Some have hypothesized in the past that "psychosis is neurotoxic" or that "delaying antipsychotic" treatment can cause one to have a smaller hippocampus. This study looked at 105 patients who had just had an episode of a schizophrenia spectrum disorder. The average length of time for one to have an untreated disorder was 59.9 weeks. MRI images showed that the hippocampus was not significantly different between those who had been treated within 13 weeks and those who had not received treatment till after 13 weeks of their episode of psychosis.

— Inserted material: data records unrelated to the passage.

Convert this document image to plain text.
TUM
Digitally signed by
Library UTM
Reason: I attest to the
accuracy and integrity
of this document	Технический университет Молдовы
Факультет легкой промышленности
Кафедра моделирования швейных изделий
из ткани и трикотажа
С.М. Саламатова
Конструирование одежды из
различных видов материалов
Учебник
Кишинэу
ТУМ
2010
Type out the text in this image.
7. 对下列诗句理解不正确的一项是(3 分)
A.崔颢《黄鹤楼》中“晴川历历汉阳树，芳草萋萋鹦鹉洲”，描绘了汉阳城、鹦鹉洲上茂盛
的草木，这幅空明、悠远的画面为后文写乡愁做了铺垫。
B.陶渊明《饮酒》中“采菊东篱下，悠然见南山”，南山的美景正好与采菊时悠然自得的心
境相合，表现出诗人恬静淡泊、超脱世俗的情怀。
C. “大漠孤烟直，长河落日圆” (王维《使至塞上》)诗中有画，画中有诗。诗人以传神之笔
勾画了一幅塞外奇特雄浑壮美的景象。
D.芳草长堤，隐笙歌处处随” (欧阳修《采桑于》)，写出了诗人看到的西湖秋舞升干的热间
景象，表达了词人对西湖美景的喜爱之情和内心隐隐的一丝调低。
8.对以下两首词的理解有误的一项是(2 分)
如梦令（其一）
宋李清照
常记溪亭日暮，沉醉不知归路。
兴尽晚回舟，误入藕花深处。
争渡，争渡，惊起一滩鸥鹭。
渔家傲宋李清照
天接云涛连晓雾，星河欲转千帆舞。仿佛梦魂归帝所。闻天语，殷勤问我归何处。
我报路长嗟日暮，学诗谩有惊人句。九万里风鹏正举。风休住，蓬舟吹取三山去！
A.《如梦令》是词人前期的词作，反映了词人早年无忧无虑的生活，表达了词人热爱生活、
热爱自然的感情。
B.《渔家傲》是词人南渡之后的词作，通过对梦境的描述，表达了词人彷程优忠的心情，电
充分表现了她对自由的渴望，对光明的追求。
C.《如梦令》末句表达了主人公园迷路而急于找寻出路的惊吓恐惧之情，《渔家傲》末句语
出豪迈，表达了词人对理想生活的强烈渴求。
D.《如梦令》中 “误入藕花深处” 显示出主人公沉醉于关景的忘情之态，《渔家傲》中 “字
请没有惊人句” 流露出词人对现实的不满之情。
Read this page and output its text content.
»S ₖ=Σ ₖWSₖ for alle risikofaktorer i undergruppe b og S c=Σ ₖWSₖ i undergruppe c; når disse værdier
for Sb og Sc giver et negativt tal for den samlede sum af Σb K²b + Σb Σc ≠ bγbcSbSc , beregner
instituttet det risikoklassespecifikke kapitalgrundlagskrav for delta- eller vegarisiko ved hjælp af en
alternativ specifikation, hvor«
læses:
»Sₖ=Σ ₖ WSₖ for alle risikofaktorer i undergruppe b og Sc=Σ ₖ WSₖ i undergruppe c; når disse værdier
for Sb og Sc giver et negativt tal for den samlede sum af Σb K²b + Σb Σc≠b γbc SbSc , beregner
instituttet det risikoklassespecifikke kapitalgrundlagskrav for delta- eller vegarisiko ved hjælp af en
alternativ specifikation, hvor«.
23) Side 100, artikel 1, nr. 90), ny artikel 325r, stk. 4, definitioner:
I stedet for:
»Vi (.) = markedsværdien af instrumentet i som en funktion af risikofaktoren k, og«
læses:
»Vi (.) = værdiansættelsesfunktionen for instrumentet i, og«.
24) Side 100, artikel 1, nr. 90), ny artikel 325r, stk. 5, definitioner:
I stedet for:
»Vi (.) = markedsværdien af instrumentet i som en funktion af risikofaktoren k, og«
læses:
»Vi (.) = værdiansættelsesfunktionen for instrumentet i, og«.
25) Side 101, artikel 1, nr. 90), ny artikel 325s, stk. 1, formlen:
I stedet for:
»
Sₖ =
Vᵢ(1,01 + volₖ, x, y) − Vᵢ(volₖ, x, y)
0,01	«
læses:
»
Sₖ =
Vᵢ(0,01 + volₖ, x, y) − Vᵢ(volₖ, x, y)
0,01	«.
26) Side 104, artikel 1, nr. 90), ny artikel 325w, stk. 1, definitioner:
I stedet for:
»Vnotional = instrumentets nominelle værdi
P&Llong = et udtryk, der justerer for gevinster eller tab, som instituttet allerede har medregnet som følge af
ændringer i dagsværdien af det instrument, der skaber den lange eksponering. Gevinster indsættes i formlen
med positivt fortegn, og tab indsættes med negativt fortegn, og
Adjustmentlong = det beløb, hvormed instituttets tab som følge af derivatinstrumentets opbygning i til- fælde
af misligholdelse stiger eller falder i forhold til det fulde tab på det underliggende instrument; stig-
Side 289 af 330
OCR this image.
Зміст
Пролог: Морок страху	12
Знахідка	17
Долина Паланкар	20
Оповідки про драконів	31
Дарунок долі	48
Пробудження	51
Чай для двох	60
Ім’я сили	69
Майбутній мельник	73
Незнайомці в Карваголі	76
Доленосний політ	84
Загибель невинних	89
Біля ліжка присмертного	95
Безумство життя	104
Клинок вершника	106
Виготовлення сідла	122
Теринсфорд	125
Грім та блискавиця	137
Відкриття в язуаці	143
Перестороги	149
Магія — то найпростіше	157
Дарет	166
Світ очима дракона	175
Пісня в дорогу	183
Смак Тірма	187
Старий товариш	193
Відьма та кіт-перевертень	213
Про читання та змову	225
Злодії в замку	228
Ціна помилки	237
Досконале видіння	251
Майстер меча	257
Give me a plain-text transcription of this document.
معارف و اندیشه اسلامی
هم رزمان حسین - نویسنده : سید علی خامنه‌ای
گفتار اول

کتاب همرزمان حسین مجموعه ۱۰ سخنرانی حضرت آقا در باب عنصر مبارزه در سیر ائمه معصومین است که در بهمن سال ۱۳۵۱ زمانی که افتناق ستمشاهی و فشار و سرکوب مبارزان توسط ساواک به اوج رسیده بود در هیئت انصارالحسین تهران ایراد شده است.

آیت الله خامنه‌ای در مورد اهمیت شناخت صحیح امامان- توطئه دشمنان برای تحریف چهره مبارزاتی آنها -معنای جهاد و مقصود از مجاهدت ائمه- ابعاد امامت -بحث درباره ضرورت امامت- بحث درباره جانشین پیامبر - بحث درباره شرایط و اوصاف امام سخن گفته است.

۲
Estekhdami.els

"The researchers note that there was no statistically significant association between total, left, or right hippocampal volume and length of untreated psychosis. Indeed, dividing the group according to whether their psychosis had remained untreated for less than 13 weeks or for longer than 13 weeks provided similar total volumes of 3.67 cm³ and 3.77 cm³, respectively" (PsychiatrySource, 2005).

The researchers hypothesized that the negative effect that any negative effects associated with treatment delays may be due to the disruption that the disorder can have on one's education, employment, and self esteem.

Original Source: Schizophrenia treatment delay 'not neurotoxic for the brain'. August 11, 2005.

This research paper was published in: Am J Psychiatry 2005; 162: 1527–1529.